The wisdom of this article I may have compressed long ago in my own capsulized advice about depression:
1) It is better to do something than nothing.
2) It is better to do something active than passive.
3) It is better to be with or around people than alone.
4) Try to set an achievable goal each day, however small.
Still when one is seriously depressed, following this advice or even more daunting, trying to achieve agreeableness and a sense of personal control are almost unimaginable. But courage, my friends, courage. "Never give up, never ever give up" quoth a famous depressive, Winston Churchill. I need this kind of courage if I am to save myself.

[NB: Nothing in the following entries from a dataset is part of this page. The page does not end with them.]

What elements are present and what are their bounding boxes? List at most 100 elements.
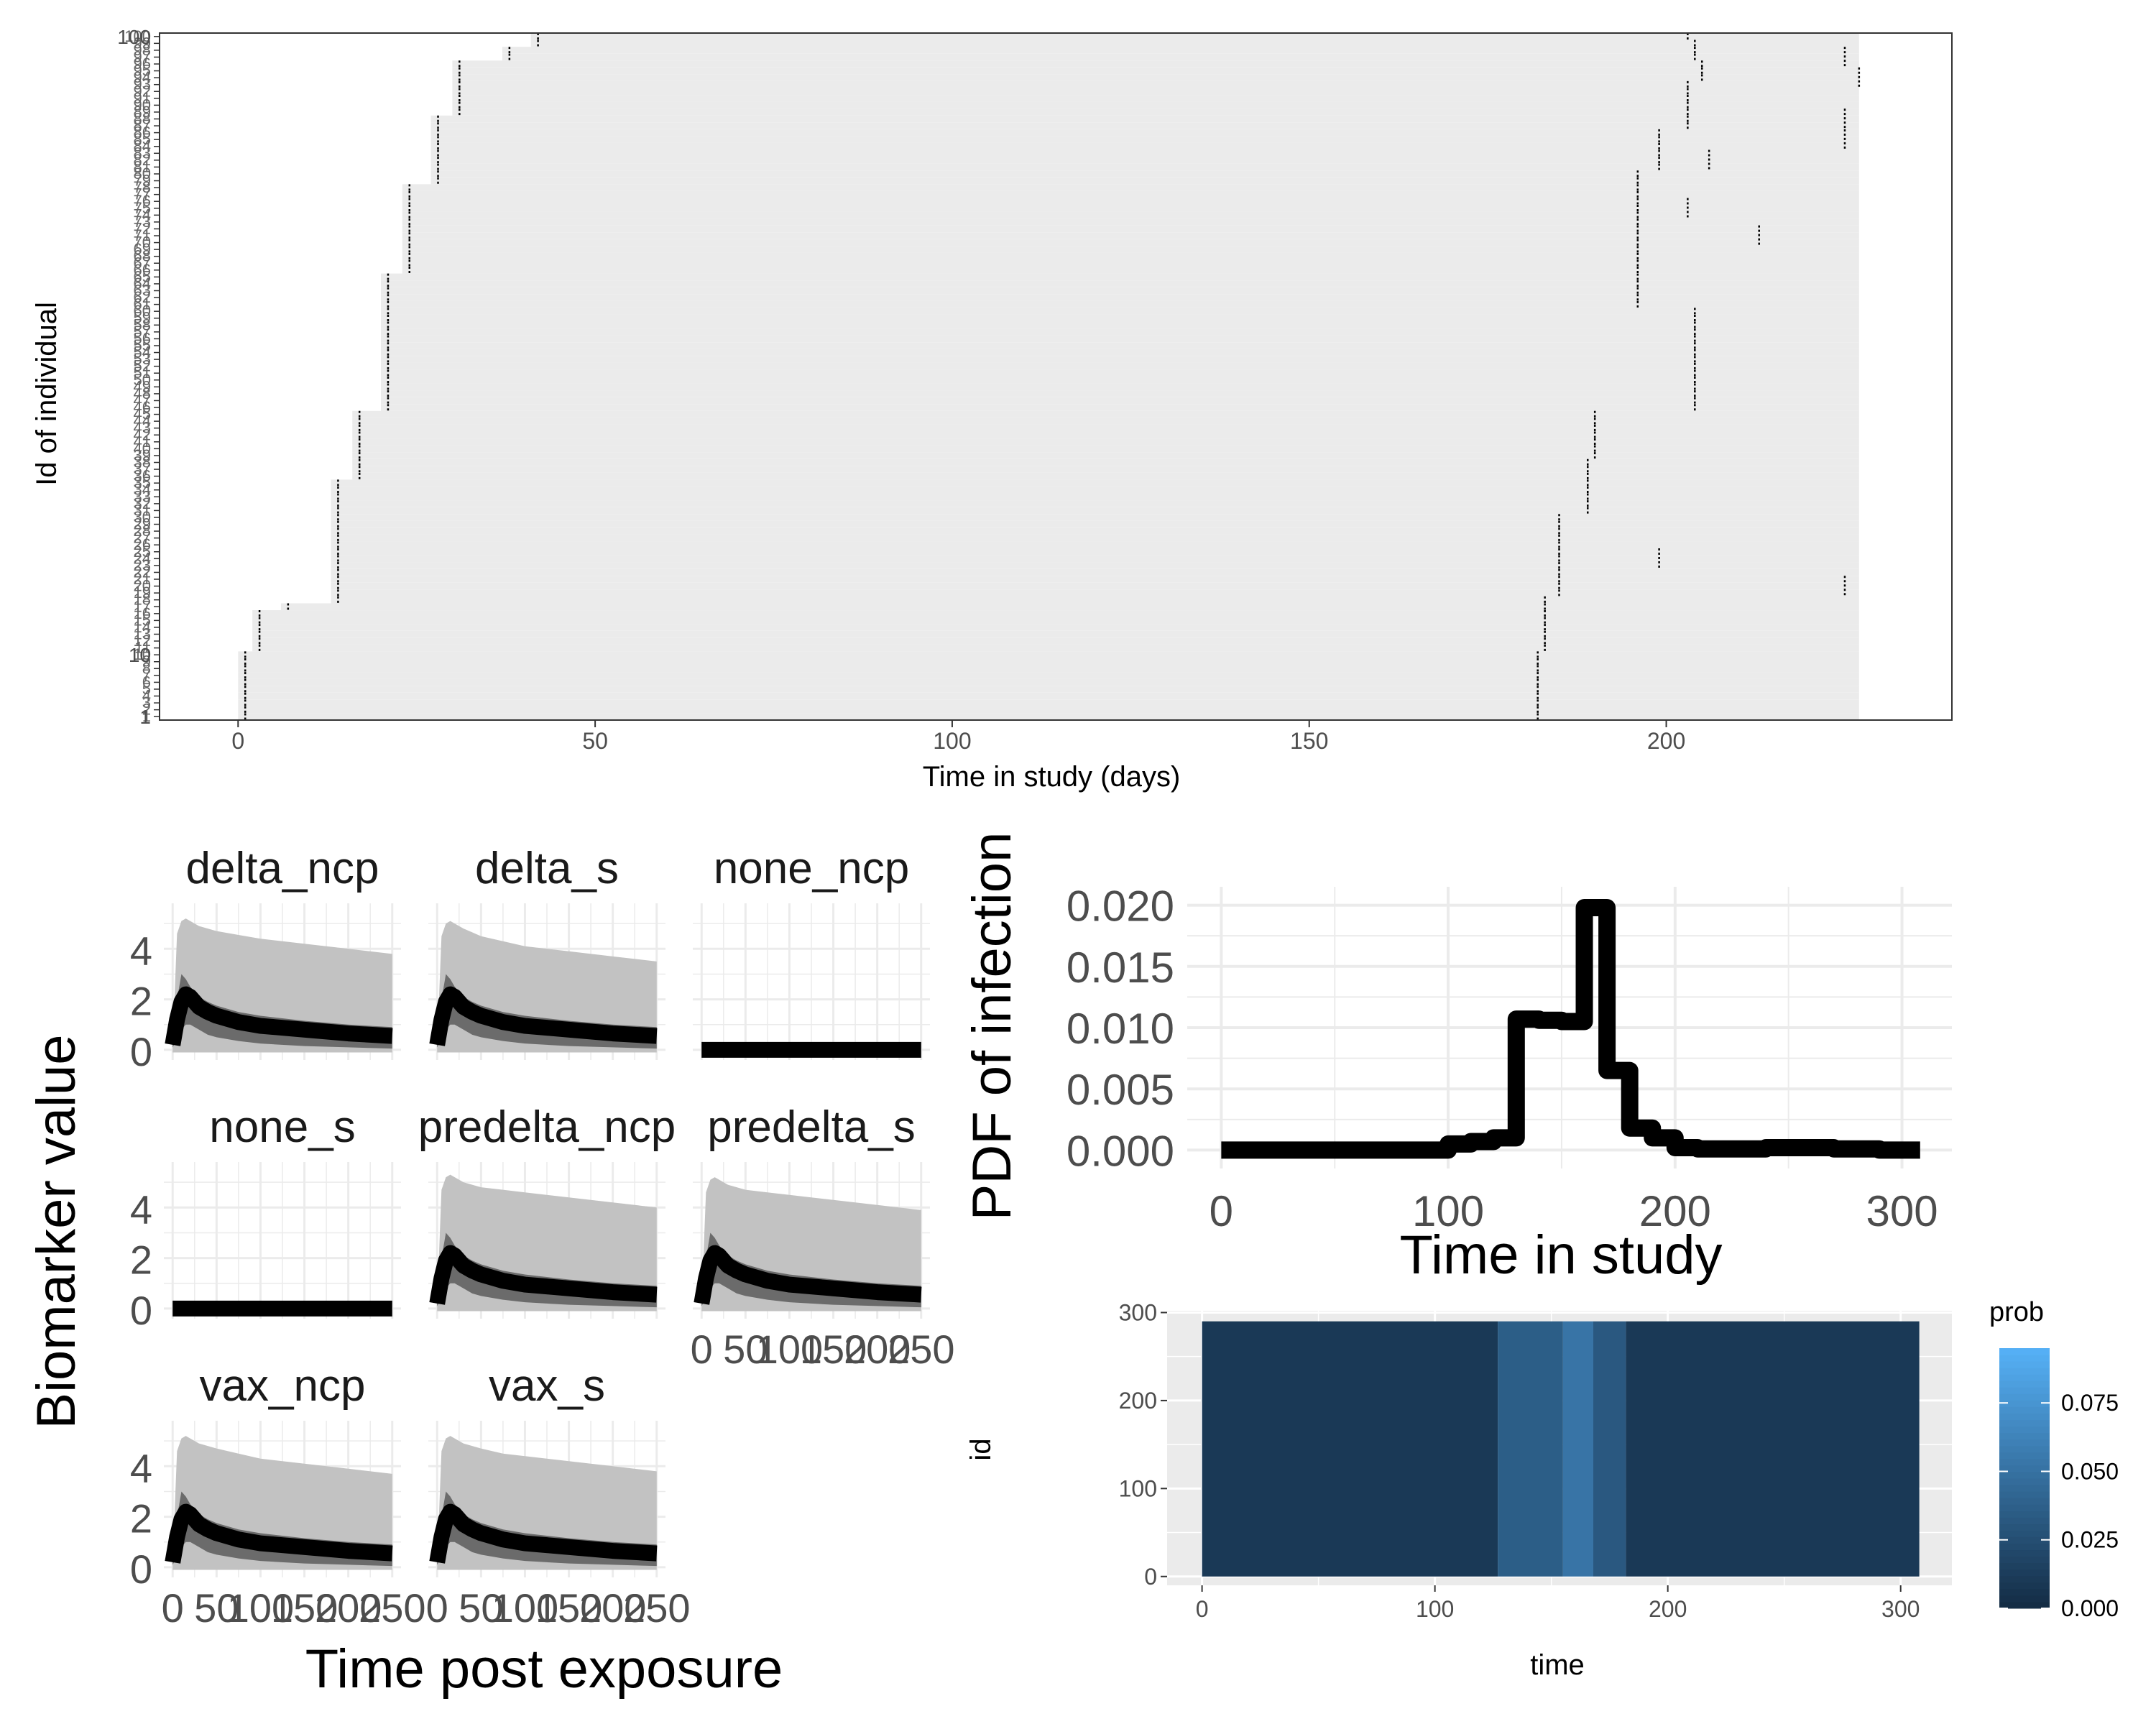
timeline-y-tick-label: 76 [134,192,151,210]
individual-followup-band [331,479,1859,487]
timeline-y-tick-label: 58 [134,315,151,333]
timeline-y-tick-label: 16 [134,604,151,622]
individual-followup-band [381,397,1859,405]
legend-colorbar-segment [1999,1458,2050,1466]
legend-colorbar-segment [1999,1439,2050,1447]
facet-strip-label: vax_ncp [200,1361,366,1411]
pdf-y-tick-label: 0.005 [1067,1066,1174,1114]
timeline-y-tick-label: 67 [134,254,151,272]
individual-followup-band [402,267,1859,274]
facet-strip-label: predelta_s [707,1102,916,1152]
individual-followup-band [331,576,1859,583]
individual-followup-band [402,239,1859,246]
timeline-y-tick-label: 18 [134,591,151,609]
individual-followup-band [238,665,1859,673]
individual-followup-band [352,410,1859,418]
individual-followup-band [430,122,1859,129]
individual-followup-band [331,486,1859,494]
individual-followup-band [402,198,1859,205]
biomarker-x-tick-label: 150 [535,1585,602,1631]
biomarker-x-tick-label: 100 [227,1585,294,1631]
individual-followup-band [381,328,1859,336]
timeline-y-tick-label: 4 [142,687,151,705]
individual-followup-band [238,686,1859,693]
mean-trajectory-line [429,1503,658,1564]
biomarker-y-tick-label: 4 [130,1445,152,1490]
individual-followup-band [430,170,1859,178]
timeline-y-tick-label: 53 [134,350,151,368]
individual-followup-band [452,95,1859,102]
facet-strip-label: delta_ncp [186,844,379,893]
heatmap-x-tick-label: 200 [1649,1596,1687,1622]
timeline-y-tick-label: 97 [134,47,151,65]
legend-colorbar-segment [1999,1536,2050,1544]
timeline-y-tick-label: 33 [134,487,151,505]
legend-title: prob [1989,1297,2044,1327]
timeline-y-tick-label: 73 [134,213,151,231]
timeline-y-tick-label: 91 [134,89,151,107]
individual-followup-band [430,177,1859,185]
timeline-y-tick-label: 85 [134,130,151,148]
timeline-y-tick-label: 3 [142,693,151,711]
biomarker-y-tick-label: 0 [130,1029,152,1074]
heatmap-x-tick-label: 300 [1881,1596,1920,1622]
legend-colorbar-segment [1999,1517,2050,1524]
timeline-y-tick-label: 50 [134,371,151,389]
biomarker-x-tick-label: 50 [459,1585,503,1631]
timeline-y-tick-label: 45 [134,405,151,423]
individual-followup-band [252,637,1859,645]
timeline-y-tick-label: 22 [134,563,151,581]
timeline-y-axis-label: Id of individual [31,302,63,486]
pdf-x-axis-label: Time in study [1399,1225,1722,1286]
legend-colorbar-segment [1999,1348,2050,1355]
individual-followup-band [238,699,1859,706]
timeline-y-tick-label: 36 [134,467,151,485]
individual-followup-band [381,377,1859,384]
timeline-y-tick-label: 66 [134,261,151,279]
legend-colorbar-segment [1999,1413,2050,1421]
individual-followup-band [352,438,1859,446]
biomarker-y-tick-label: 0 [130,1288,152,1333]
mean-trajectory-line [165,1503,393,1564]
mean-trajectory-line [694,1245,922,1305]
timeline-y-tick-label: 80 [134,165,151,183]
timeline-y-tick-label: 61 [134,295,151,313]
timeline-y-tick-label: 34 [134,481,151,499]
individual-followup-band [381,294,1859,301]
pdf-x-tick-label: 100 [1412,1187,1484,1235]
pdf-x-tick-label: 200 [1639,1187,1711,1235]
timeline-y-tick-label: 40 [134,439,151,457]
individual-followup-band [402,246,1859,253]
individual-followup-band [352,445,1859,453]
timeline-y-tick-label: 94 [134,68,151,86]
timeline-y-tick-label: 90 [134,96,151,114]
biomarker-x-tick-label: 150 [271,1585,338,1631]
individual-followup-band [402,232,1859,239]
legend-colorbar-segment [1999,1485,2050,1492]
individual-followup-band [402,218,1859,226]
individual-followup-band [331,555,1859,563]
legend-colorbar-segment [1999,1374,2050,1381]
timeline-y-tick-label: 82 [134,151,151,169]
individual-followup-band [252,630,1859,638]
timeline-y-tick-label: 88 [134,110,151,128]
legend-colorbar-segment [1999,1452,2050,1460]
timeline-y-tick-label: 31 [134,501,151,519]
timeline-y-tick-label: 47 [134,391,151,409]
biomarker-y-tick-label: 2 [130,1237,152,1283]
individual-followup-band [331,562,1859,569]
facet-strip-label: vax_s [489,1361,605,1411]
timeline-y-tick-label: 51 [134,364,151,382]
timeline-y-tick-label: 17 [134,597,151,615]
pdf-x-tick-label: 300 [1866,1187,1938,1235]
timeline-y-tick-label: 10 [134,645,151,663]
individual-followup-band [430,163,1859,171]
timeline-y-tick-label: 49 [134,377,151,395]
individual-followup-band [331,507,1859,515]
timeline-y-tick-label-major: 10 [129,644,151,666]
timeline-y-tick-label: 93 [134,75,151,93]
facet-predelta_ncp: predelta_ncp [418,1102,676,1319]
legend-colorbar-segment [1999,1549,2050,1557]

If psychotherapy doesn't help, what do I have left? Voodoo? I'd much rather sacrifice a chicken than work hard to reverse my dysfunctional,ingrained mental processes. But to what do I owe them? A genetically inherited disease beyond my control, a malady of the brain? (Studies have confirmed that depression changes the very structure of the brain, up to a 20% decrease in the volume of the amygdala, for instance.) How can psychology affect this?

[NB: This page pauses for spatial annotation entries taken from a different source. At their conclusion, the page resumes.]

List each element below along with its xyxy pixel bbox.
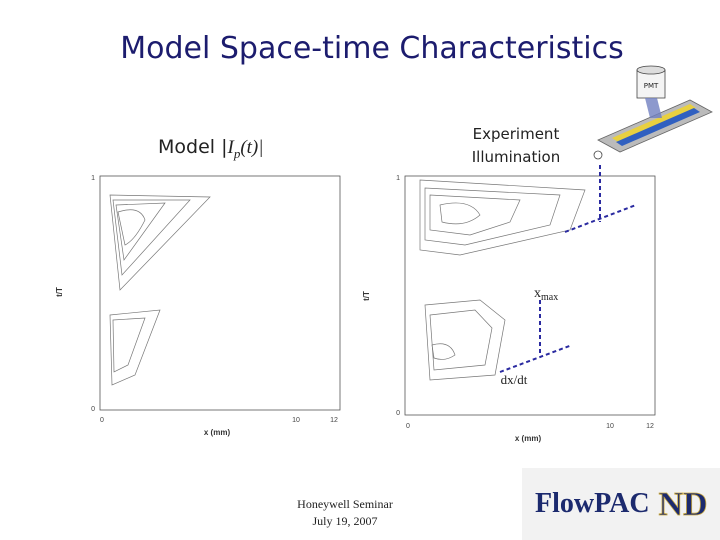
contours bbox=[109, 194, 211, 386]
model-label: Model |Ip(t)| bbox=[158, 136, 263, 161]
plot-frame bbox=[404, 175, 656, 416]
logo-mark: ND bbox=[658, 486, 707, 523]
guide-line bbox=[564, 165, 637, 233]
footer-text: Honeywell Seminar bbox=[297, 497, 393, 511]
x-tick-label: 10 bbox=[292, 417, 300, 424]
x-axis-label: x (mm) bbox=[515, 434, 542, 443]
y-tick-label: 1 bbox=[396, 175, 400, 182]
xmax-subscript: max bbox=[541, 292, 558, 303]
x-tick-label: 12 bbox=[330, 417, 338, 424]
apparatus: PMT bbox=[593, 65, 713, 160]
y-axis-label: t/T bbox=[55, 287, 64, 297]
xmax-base: x bbox=[534, 286, 541, 301]
rate-label: dx/dt bbox=[501, 372, 528, 387]
y-tick-label: 1 bbox=[91, 175, 95, 182]
footer-text: July 19, 2007 bbox=[312, 514, 377, 528]
guide-line bbox=[499, 300, 573, 373]
experiment-label: Illumination bbox=[472, 148, 560, 166]
x-tick-label: 10 bbox=[606, 423, 614, 430]
y-axis-label: t/T bbox=[362, 291, 371, 301]
x-axis-label: x (mm) bbox=[204, 428, 231, 437]
y-tick-label: 0 bbox=[91, 406, 95, 413]
contours bbox=[419, 179, 586, 381]
model-prefix: Model | bbox=[158, 136, 228, 158]
slide-title: Model Space-time Characteristics bbox=[120, 31, 623, 66]
logo-text: FlowPAC bbox=[535, 488, 650, 519]
model-symbol: I bbox=[227, 137, 236, 158]
y-tick-label: 0 bbox=[396, 410, 400, 417]
x-tick-label: 12 bbox=[646, 423, 654, 430]
pmt-label: PMT bbox=[644, 82, 659, 90]
plot-frame bbox=[99, 175, 341, 411]
x-tick-label: 0 bbox=[100, 417, 104, 424]
x-tick-label: 0 bbox=[406, 423, 410, 430]
model-suffix: (t)| bbox=[240, 137, 263, 158]
xmax-label: xmax bbox=[534, 286, 558, 303]
experiment-label: Experiment bbox=[473, 125, 560, 143]
logo-background bbox=[522, 468, 720, 540]
model-subscript: p bbox=[233, 146, 241, 161]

Obviously it is not one or the other. It is both nature and nurture. Talking oneself out of the pits must be of some utility or it would not be so firmly in practice.

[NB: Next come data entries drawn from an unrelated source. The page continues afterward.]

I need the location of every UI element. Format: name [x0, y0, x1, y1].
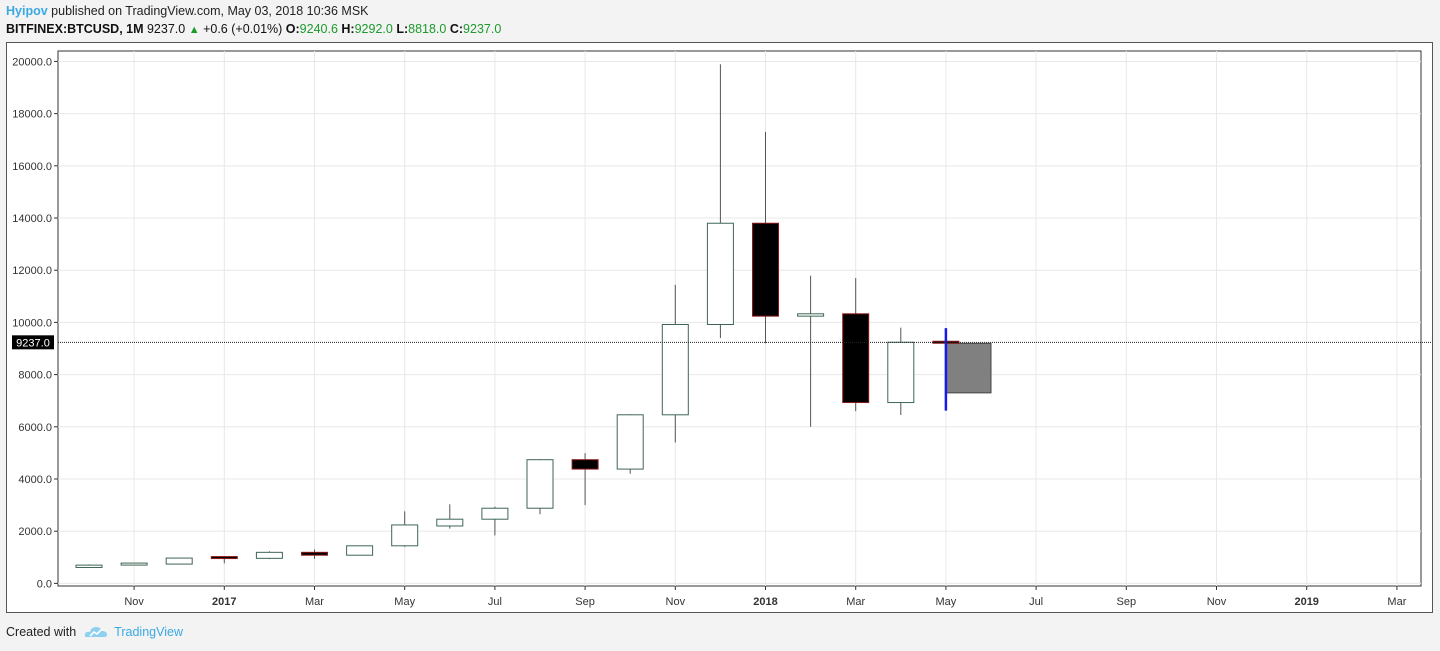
candle-body	[391, 524, 419, 547]
candle-body	[346, 545, 374, 556]
open-value: 9240.6	[299, 22, 338, 36]
projection-box	[945, 342, 992, 394]
candle-body	[301, 551, 328, 556]
candle-body	[526, 459, 554, 509]
last-price-label: 9237.0	[16, 337, 50, 349]
chart-panel[interactable]: 0.0 2000.0 4000.0 6000.0 8000.0 10000.0 12000.…	[6, 42, 1433, 613]
y-tick-label: 4000.0	[18, 474, 52, 486]
price-change: +0.6 (+0.01%)	[203, 22, 283, 36]
footer: Created with TradingView	[6, 625, 183, 639]
x-tick-label: Nov	[124, 596, 144, 608]
candle-body	[210, 556, 238, 560]
candle-body	[616, 414, 644, 470]
candle-body	[752, 222, 779, 317]
x-tick-label: 2017	[212, 596, 236, 608]
candle-body	[120, 562, 148, 566]
x-tick-label: Jul	[1029, 596, 1043, 608]
last-price-badge	[12, 335, 54, 350]
plot-area	[57, 50, 1422, 587]
x-tick-label: Mar	[1387, 596, 1406, 608]
candle-body	[436, 518, 464, 527]
tradingview-link[interactable]: TradingView	[114, 625, 183, 639]
low-value: 8818.0	[408, 22, 447, 36]
x-tick-label: 2019	[1294, 596, 1318, 608]
candlestick-chart[interactable]: 0.0 2000.0 4000.0 6000.0 8000.0 10000.0 12000.…	[7, 43, 1432, 612]
candle-body	[255, 551, 283, 559]
y-tick-label: 8000.0	[18, 370, 52, 382]
x-tick-label: Nov	[1207, 596, 1227, 608]
y-tick-label: 2000.0	[18, 526, 52, 538]
candle-body	[481, 507, 509, 520]
x-tick-label: 2018	[753, 596, 777, 608]
x-tick-label: Jul	[488, 596, 502, 608]
author-link[interactable]: Hyipov	[6, 4, 48, 18]
x-tick-label: Sep	[575, 596, 595, 608]
y-tick-label: 14000.0	[12, 213, 52, 225]
high-value: 9292.0	[354, 22, 393, 36]
published-text: published on TradingView.com, May 03, 20…	[51, 4, 369, 18]
candle-body	[661, 324, 689, 416]
candle-body	[571, 459, 599, 470]
high-label: H:	[341, 22, 355, 36]
y-tick-label: 12000.0	[12, 265, 52, 277]
up-triangle-icon: ▲	[188, 24, 200, 36]
created-with-text: Created with	[6, 625, 77, 639]
y-tick-label: 20000.0	[12, 56, 52, 68]
x-tick-label: May	[936, 596, 957, 608]
low-label: L:	[396, 22, 409, 36]
x-tick-label: Mar	[305, 596, 324, 608]
y-tick-label: 18000.0	[12, 109, 52, 121]
symbol-label: BITFINEX:BTCUSD, 1M	[6, 22, 144, 36]
candle-body	[706, 222, 734, 326]
y-tick-label: 10000.0	[12, 317, 52, 329]
candle-body	[842, 313, 870, 404]
candle-body	[797, 313, 825, 317]
tradingview-cloud-icon[interactable]	[84, 625, 108, 639]
last-price: 9237.0	[146, 22, 186, 36]
close-value: 9237.0	[463, 22, 502, 36]
candle-body	[75, 564, 103, 568]
close-label: C:	[449, 22, 464, 36]
publish-info: Hyipov published on TradingView.com, May…	[6, 4, 369, 18]
y-tick-label: 6000.0	[18, 422, 52, 434]
candle-body	[887, 341, 915, 404]
y-tick-label: 16000.0	[12, 161, 52, 173]
symbol-info: BITFINEX:BTCUSD, 1M 9237.0 ▲ +0.6 (+0.01…	[6, 22, 501, 36]
open-label: O:	[285, 22, 300, 36]
candle-body	[165, 557, 193, 565]
x-tick-label: May	[394, 596, 415, 608]
x-tick-label: Sep	[1117, 596, 1137, 608]
x-tick-label: Nov	[666, 596, 686, 608]
y-tick-label: 0.0	[37, 578, 52, 590]
x-tick-label: Mar	[846, 596, 865, 608]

The etymological root of therapy is "correction." Can I be "corrected" at this late date, at age 56, when my brain has already been changed by my disease? I have to hope so. And hope is so essential to surviving depression. I can't think of anything more valuable. Despite past experience, I must imbue the psychotherapeutic process with hope. Then again, how can one hour a week compete with the other 167? One hopes that the patient can apply the lessons of therapy during the hours away from the therapist, else all is in vain. But ideally we need some kind of boot camp for depressives, as modeling is the best form of teaching, and in these camps there should be more healthy individuals than sick ones.
One of the great disadvantages of a mental hospital, one I recently experienced, is that all the sick people are thrown together. Who are they to help each other? The staff is not powerful enough to successfully model new behaviors. They are too often lost in paperwork anyway. It would be so much better to place a mentally ill person in a healthy family for a time than subject them to the idiosyncrasies of other patients. But health is at a premium, and would fetch a premium price, and besides, this approach is not likely to ever be implemented while present models of disease and health predominate.
Still, if there is a family out there willing to adopt me for a time, I would seriously consider it--with my wife's permission, of course (is that too much an expression of an external locus of control?).